I believe empathy is the crucial factor to human survival – past, present and future. Don’t believe me? Yeah, I thought that might happen, so I’ve made this a two-parter. Since I love to talk about the state of the world today it’s only natural that I start with…. the past. 🙂
Neanderthals: stronger than us, and just as smart
Btw, I’ve drawn considerable inspiration on this from a fantastic PBS miniseries called The Incredible Human Journey, which I heartily recommend.
This time let’s go right back to the beginning: say, 38,000 BC (or so). We – humans – are not very strong, but we’re resourceful. We use tools to do things our bodies can’t, and we’re social animals; we band together. We look out for the rest of our pack, and fight anything outside. Sure, other species travel in packs, too, but our tools give us an advantage…
…except against the Neanderthals. Neanderthals used tools just as much as we did. In fact, their tools might even have been better than ours. And their bodies were definitely stronger. When a Neanderthal pack fought a Homo Sapiens (modern human) pack, the Neanderthal pack probably won. Fighting to survive was killing us.
So how did we turn it around? We don’t know exactly, but the short answer* is: we took this banding-together concept to the next level. (*in the words of… me; but I’m basing this on research done by actual anthropologists. If you’re interested in reading more, here’s a great start: Rethinking Neanderthals | Smithsonian.com.) We started leaving other Homo Sapiens alone – saving our strength to fight Neanderthals, or even joining forces against them – and gradually, we outnumbered them. We won the war by choosing our battles. But…
Our evolutionary advantage
But the big question is, how did come up with that cooperative strategy? Our instincts told us (heck, they still tell us) to fight anyone we don’t know. How did we override that? It wasn’t with intelligence. Our best thinking wasn’t enough to outweigh the “protect-my-family-against-everyone-else” impulse (indeed, it still isn’t). So how did we see the big picture?
Well, something else happened around the same time: we started making little sculptures and drawing symbols on rocks. And those bits of creativity, made by strangers, had a bizarre effect on our thoughts: they inspired emotions. Humans we’d never met could make stuff that made us feel. Suddenly, we saw beyond the pack.
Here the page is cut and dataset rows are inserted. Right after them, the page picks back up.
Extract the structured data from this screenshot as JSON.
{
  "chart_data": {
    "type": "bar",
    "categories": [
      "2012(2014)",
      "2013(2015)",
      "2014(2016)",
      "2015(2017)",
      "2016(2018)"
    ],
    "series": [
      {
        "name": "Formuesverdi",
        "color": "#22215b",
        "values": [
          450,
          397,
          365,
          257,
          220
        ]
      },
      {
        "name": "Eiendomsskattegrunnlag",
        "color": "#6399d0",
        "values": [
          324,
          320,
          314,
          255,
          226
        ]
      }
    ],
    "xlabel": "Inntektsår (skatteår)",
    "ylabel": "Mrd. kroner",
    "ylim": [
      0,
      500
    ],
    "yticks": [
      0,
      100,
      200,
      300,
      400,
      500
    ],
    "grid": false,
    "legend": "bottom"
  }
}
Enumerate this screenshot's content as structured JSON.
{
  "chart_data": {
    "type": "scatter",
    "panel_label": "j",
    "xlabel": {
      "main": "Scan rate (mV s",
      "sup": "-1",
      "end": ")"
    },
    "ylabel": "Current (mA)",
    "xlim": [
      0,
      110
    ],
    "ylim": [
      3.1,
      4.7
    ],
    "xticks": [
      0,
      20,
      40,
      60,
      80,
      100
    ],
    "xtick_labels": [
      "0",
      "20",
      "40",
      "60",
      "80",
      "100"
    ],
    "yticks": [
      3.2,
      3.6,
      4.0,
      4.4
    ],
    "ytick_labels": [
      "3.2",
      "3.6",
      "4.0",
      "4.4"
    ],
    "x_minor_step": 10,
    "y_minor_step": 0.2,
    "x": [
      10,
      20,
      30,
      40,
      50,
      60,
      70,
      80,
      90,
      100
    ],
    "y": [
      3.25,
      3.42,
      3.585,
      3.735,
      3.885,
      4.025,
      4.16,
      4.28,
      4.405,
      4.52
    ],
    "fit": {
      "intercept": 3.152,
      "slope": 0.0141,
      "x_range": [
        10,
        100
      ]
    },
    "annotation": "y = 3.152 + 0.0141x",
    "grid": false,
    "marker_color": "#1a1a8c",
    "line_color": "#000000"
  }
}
Our feelings broadened our sense of identity. We became a culture.
We all know feelings are a powerful motivator. They speak louder than thoughts, or instincts. When instincts told us to fight eachother, feelings told us we were in it together – and the feelings won. And so, thanks to our empathy with eachother, we survived!
Empathy: simplifying life for 40,000 years
We often describe feelings as complicated, but, in a fundamental way, feelings are a great simplifier. Precisely because they’re so strong, so impossible to ignore. Big-picture logic is subtle and sophisticated; it’s tough to find amidst all the noise, the more immediate choices. In our struggle for survival, empathy cranked the volume on the best choice. Empathy made us shut off our narrow-minded instincts and find our collective strength. By drowning out our thoughts, our feelings made us smarter.